Hacker News new | ask | show | jobs
by gibrown 3921 days ago
Lucene is moving away from TF-IDF to BM25 as the default. Pretty similar idea, but tends to performs a better with short content.

https://issues.apache.org/jira/browse/LUCENE-6789

https://en.wikipedia.org/wiki/Okapi_BM25

In the very limited test cases where I've compared them it hasn't mattered much, but other's results are pretty compelling.

https://www.elastic.co/blog/found-bm-vs-lucene-default-simil...

1 comments

Vector Space replacing or being combined with TF-IDF approaches is new way of summarizing and searching for meaning in documents...

http://52.11.1.7/TuataraSum/example_context_control-ml2.html

Interesting. This basically uses the background word2vec data for the entire Web to provide more information and help with things like disambiguation, synonyms, etc?

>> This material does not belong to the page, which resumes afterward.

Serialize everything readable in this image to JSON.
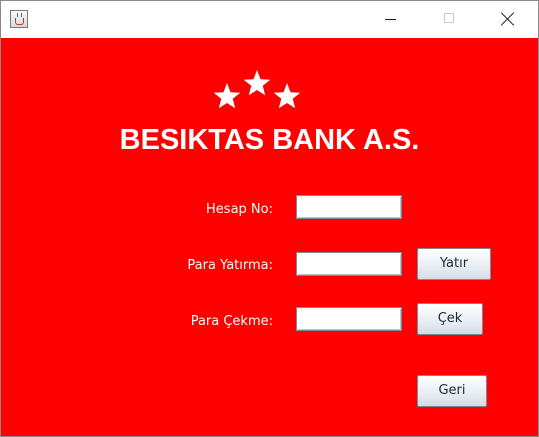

Am I understanding that correctly?

Maybe nit-picky thought, but its not clear to me that the TF-IDF part is what's doing a lot of extra lifting there.

Do you know of any good evaluations between using vector space data and other methods for summarization?

Word2Vec was a fork or based on a more exhuastive vector space approach here https://www.kaggle.com/c/word2vec-nlp-tutorial/forums/t/1234...

I've compared the summarization to others like OTS http://libots.sourceforge.net/ which I believe strictly relies on TF-IDF and it seems better and allows for context to control the summarization.

Other similar approaches might be based on Latent Semantic Analysis, Latent Semantic Indexing or LDA.

Thanks for the links!